Both treaties achieve a balance of outcomes that will provide Australia with

a competitive tax framework for international trade and investment, while ensuring

the Australian revenue base is sustainable and suitably protected. The treaties

ensure Australia can effectively apply its taxing rights in respect of Australian

sourced business profits, the exploitation of its natural resources and the

sale of significant Australian assets.

Formal notification of the entry into force of both treaties will be published

in the Gazette as soon as practicable. Copies of the treaties are available

on the Department of Treasury’s internet site (http://www.treasury.gov.au)

at “Taxation”.

Further details of the treaties are provided in the Attachment.

MELBOURNE

16 January 2004

Contact: David Alexander

03 9650 0244


ATTACHMENT

Main features of the Australia-UK treaty

Reductions in interest withholding tax will reduce the borrowing costs for

Australian companies in the UK. Generally, nil interest withholding tax is payable

where interest is paid to a financial institution or a government body exercising

governmental functions. The new treaty will also remove obstacles for Australian

banks seeking to lend offshore thereby improving Australia’s standing

as a global financial centre.

Reductions in dividend withholding tax will help Australia to attract and

retain UK foreign direct investment. The new treaty exempts from withholding

tax dividends paid to a publicly listed company which controls 80 per cent or

more of the voting power in the company paying the dividend, a 5 per cent withholding

tax rate applies to dividends paid to other companies with voting power of 10

per cent or greater in the dividend paying company, and a 15 per cent withholding

tax rate applies for all other dividends.
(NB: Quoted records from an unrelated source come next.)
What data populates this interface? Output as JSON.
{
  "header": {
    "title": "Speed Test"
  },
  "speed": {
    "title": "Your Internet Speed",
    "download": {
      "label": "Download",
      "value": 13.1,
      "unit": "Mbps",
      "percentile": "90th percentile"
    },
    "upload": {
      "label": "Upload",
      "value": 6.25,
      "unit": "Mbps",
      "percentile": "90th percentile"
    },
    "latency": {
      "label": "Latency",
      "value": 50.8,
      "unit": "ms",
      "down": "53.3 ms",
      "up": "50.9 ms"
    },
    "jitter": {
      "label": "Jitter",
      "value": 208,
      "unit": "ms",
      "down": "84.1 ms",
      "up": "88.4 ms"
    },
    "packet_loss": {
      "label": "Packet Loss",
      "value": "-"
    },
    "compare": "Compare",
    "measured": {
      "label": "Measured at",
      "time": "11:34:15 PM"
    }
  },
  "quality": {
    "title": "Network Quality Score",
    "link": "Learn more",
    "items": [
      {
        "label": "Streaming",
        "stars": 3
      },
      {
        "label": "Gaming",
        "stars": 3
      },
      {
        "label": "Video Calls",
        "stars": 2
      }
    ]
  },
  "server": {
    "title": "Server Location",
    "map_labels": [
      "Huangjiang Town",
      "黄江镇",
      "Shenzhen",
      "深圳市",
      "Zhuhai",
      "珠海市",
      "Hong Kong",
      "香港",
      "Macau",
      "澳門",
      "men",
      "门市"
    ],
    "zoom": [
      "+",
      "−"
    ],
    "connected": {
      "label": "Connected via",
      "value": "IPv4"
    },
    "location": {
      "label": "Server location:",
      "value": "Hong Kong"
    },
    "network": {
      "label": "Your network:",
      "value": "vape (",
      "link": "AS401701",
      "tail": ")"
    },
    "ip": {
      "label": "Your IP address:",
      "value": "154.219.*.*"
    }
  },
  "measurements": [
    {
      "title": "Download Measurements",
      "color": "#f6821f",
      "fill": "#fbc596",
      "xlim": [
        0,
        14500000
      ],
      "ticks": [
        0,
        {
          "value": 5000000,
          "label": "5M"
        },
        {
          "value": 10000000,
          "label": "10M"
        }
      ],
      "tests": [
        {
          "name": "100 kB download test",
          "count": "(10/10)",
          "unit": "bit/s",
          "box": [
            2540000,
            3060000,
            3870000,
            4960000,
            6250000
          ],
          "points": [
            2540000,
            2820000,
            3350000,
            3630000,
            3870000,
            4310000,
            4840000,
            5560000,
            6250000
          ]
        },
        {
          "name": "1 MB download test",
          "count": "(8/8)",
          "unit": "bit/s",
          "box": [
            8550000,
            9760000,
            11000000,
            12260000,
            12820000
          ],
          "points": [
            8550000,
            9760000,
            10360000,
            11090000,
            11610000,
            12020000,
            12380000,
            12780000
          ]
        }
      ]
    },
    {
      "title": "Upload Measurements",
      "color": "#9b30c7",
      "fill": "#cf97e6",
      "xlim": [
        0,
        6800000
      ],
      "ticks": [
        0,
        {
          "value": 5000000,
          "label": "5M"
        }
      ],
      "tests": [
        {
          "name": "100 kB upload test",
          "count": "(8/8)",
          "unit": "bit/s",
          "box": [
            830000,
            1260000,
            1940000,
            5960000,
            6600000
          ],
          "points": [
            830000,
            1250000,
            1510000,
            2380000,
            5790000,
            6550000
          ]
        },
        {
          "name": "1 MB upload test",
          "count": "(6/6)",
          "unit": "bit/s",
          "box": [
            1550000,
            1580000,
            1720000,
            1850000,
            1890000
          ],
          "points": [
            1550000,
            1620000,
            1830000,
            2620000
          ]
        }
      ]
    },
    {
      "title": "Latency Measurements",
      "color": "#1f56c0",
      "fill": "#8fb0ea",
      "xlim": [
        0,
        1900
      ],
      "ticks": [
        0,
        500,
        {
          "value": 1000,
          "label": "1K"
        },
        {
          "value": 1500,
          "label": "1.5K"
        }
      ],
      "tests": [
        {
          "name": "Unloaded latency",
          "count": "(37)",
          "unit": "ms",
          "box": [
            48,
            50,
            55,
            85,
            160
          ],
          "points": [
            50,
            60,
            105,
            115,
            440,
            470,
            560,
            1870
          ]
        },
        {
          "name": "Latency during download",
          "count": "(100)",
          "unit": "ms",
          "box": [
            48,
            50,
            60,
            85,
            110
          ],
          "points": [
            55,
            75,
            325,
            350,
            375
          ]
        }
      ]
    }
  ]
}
The reduction in the rate of royalty withholding tax from 10 per cent to 5

per cent will improve Australian access to UK intellectual property. The reduction

will also positively affect Australian companies receiving royalties from the

export of Australian-owned technology.

The treaty also contains other features which are in line with Australia’s

current tax law and treaty policies and practice. They include provisions which

are designed to remove uncertainty for business by clearly allocating taxing

rights between the two jurisdictions, and to protect taxpayers from discrimination

and give them rights of appeal against such discrimination.
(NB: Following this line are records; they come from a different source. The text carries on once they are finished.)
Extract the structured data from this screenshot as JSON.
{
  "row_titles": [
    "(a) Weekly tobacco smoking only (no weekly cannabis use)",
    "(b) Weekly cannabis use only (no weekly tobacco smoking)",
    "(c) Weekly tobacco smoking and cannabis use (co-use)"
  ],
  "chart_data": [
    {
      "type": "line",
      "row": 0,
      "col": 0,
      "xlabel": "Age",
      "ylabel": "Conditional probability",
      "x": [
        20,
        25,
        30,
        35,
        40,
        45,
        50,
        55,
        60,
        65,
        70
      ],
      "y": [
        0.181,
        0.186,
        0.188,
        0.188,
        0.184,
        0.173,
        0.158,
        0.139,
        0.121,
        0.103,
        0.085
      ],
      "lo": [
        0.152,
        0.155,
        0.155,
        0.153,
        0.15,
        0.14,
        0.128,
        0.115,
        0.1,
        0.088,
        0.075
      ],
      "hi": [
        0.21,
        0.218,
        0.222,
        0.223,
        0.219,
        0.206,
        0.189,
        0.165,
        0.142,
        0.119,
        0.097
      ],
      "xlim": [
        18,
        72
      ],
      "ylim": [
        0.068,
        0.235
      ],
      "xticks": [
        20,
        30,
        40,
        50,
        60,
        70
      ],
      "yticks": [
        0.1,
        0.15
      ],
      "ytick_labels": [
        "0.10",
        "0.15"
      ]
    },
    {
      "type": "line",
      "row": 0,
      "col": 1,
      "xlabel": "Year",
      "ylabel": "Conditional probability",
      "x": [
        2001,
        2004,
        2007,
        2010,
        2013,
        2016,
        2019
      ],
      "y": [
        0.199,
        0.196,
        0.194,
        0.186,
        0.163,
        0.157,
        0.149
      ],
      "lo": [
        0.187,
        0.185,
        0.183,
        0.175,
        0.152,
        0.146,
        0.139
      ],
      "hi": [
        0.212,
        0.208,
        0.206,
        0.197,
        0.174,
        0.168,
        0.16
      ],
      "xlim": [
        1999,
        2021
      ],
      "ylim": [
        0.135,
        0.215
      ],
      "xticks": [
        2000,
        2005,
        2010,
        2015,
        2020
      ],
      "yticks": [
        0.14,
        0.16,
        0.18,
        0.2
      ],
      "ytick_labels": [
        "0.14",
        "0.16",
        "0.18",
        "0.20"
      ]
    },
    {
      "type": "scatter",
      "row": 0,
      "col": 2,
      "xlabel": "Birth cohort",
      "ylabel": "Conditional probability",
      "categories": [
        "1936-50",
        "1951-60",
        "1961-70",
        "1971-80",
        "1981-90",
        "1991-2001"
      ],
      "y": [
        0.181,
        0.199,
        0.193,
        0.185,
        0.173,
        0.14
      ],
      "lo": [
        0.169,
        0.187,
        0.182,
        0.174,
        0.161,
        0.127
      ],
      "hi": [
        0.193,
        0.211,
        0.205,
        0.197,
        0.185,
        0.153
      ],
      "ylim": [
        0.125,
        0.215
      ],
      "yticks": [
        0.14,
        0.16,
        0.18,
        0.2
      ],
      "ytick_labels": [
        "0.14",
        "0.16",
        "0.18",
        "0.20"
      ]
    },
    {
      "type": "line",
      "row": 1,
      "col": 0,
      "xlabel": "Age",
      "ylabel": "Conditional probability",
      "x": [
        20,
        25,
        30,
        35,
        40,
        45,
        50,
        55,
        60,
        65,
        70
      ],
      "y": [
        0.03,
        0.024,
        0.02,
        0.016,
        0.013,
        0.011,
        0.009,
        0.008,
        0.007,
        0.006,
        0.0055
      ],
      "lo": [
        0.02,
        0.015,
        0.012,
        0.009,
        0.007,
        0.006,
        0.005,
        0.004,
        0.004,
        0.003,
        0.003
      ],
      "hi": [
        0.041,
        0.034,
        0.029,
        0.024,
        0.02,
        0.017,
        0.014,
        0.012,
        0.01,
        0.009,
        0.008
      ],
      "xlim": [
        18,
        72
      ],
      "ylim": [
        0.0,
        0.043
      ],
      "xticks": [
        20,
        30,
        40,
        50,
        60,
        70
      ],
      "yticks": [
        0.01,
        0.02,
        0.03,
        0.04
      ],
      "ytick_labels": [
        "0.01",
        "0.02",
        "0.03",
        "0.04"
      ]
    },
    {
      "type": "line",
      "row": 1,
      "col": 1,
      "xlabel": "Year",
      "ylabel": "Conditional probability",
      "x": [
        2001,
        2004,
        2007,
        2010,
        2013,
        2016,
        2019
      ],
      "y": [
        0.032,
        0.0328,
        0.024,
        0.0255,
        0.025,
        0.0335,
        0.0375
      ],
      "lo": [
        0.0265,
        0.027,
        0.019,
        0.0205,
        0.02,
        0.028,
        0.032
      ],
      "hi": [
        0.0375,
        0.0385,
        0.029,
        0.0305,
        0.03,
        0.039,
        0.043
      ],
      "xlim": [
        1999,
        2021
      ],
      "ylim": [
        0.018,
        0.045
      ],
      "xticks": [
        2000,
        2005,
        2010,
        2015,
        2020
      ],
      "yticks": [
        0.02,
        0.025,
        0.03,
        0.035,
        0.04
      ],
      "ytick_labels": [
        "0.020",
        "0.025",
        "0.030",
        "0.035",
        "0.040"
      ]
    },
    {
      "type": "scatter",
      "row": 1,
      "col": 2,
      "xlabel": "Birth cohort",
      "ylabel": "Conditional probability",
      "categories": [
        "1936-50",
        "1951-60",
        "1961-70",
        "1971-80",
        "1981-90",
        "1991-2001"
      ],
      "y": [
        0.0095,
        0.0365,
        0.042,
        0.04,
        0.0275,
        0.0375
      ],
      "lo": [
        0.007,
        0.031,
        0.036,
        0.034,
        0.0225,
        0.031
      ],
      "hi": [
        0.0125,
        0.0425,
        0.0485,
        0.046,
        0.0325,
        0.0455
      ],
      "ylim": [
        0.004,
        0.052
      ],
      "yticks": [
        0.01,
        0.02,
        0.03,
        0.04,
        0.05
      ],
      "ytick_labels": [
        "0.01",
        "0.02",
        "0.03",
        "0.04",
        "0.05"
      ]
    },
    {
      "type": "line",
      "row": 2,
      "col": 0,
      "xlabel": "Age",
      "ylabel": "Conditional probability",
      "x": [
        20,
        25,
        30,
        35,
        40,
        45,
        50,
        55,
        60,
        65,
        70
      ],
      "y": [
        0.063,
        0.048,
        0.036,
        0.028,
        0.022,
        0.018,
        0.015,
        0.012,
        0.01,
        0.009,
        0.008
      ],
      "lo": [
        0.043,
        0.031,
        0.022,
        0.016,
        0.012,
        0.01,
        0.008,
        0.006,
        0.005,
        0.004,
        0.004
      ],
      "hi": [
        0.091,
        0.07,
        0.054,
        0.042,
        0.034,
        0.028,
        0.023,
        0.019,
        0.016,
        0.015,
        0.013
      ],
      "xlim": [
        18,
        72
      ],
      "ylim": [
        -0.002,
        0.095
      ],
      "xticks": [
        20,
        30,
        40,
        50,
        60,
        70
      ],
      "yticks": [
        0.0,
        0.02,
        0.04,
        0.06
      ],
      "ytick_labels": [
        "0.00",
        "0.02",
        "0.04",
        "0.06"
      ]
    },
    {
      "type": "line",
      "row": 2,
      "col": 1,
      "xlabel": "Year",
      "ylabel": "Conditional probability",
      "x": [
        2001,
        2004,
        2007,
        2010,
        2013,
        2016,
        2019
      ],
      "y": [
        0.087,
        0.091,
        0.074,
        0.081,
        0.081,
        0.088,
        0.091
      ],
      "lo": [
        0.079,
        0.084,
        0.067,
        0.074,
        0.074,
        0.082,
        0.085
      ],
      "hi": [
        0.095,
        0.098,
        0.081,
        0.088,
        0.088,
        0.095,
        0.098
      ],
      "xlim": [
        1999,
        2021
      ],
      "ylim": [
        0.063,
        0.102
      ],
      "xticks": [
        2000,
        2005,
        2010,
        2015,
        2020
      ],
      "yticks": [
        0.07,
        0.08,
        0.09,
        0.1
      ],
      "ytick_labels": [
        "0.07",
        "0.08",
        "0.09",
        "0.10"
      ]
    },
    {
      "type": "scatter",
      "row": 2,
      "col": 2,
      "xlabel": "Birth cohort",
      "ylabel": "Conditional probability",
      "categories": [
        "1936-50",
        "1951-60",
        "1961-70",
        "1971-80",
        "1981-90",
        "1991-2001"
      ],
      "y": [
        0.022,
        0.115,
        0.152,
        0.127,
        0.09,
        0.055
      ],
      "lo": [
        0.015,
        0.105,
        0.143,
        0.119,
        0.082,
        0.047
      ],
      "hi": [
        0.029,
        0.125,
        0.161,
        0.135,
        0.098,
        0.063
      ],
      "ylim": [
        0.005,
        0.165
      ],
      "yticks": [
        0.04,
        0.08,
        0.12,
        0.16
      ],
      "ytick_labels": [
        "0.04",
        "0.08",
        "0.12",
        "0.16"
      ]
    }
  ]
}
The new UK treaty will have effect for Australian and UK withholding taxes

in relation to dividends, interest and royalties on or after 1 July 2004. The

dates of effect for Australian fringe benefits tax and income tax are respectively

1 April 2004 and 1 July 2004.

Main Features of the Australia-Russia treaty

The treaty will reduce the withholding tax rates applicable to dividend and

royalty flows between Australia and Russia. This will benefit Australia through

reductions in the level of Russian tax on payments flowing back to Australia.

The 15 percent withholding tax rate that applies to dividends under the treaty

is lowered to 5 per cent if the following conditions are met:

  • the dividends have been fully taxed at the corporate level and the dividend

    recipient is a company that holds directly at least 10 per cent of the capital

    of the company paying the dividend;

  • the resident of the other State has invested a minimum of $A 700,000 dollars

    or the Russian rouble equivalent in the company; and

  • where the dividends are paid by a company that is resident in Russia, the

    dividends must be exempt from Australian tax.
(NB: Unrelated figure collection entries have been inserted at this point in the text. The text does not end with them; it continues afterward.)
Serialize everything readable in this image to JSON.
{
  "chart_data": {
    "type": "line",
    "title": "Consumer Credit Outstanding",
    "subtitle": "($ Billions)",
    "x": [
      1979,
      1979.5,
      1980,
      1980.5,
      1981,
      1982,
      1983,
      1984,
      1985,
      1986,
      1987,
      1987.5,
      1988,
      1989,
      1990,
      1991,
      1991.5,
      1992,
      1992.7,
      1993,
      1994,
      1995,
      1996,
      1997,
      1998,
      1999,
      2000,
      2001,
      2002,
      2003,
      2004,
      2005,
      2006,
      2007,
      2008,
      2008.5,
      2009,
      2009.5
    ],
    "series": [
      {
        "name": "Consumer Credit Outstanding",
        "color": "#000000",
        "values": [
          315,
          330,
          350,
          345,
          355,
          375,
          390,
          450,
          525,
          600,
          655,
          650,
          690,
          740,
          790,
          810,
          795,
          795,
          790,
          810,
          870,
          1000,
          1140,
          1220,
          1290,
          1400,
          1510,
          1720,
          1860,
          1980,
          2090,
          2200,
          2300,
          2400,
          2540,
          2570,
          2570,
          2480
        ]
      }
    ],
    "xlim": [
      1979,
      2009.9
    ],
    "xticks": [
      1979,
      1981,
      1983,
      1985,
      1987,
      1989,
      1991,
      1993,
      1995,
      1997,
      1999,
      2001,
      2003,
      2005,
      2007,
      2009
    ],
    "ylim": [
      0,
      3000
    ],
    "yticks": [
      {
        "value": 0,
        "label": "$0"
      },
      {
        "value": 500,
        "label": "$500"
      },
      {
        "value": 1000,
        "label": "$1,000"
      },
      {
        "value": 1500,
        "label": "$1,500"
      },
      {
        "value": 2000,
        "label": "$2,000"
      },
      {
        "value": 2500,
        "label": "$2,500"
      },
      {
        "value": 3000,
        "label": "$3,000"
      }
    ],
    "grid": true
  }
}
A royalty withholding tax rate limit of 10 per cent of the gross amount of

royalties will generally apply for both countries. The treaty is one of the

first of Australia’s new tax treaties to include spectrum licences in

the definition of royalties, as announced in the Treasurer’s Press Release

No. 26 of 1998.

The possibility of double taxation of capital gains is reduced under the treaty

by the inclusion of an Alienation of Property Article. This Article also includes

a provision that deals with the indirect alienation of real property following

the Federal Court’s decision in the Lamesa Holdings BV case.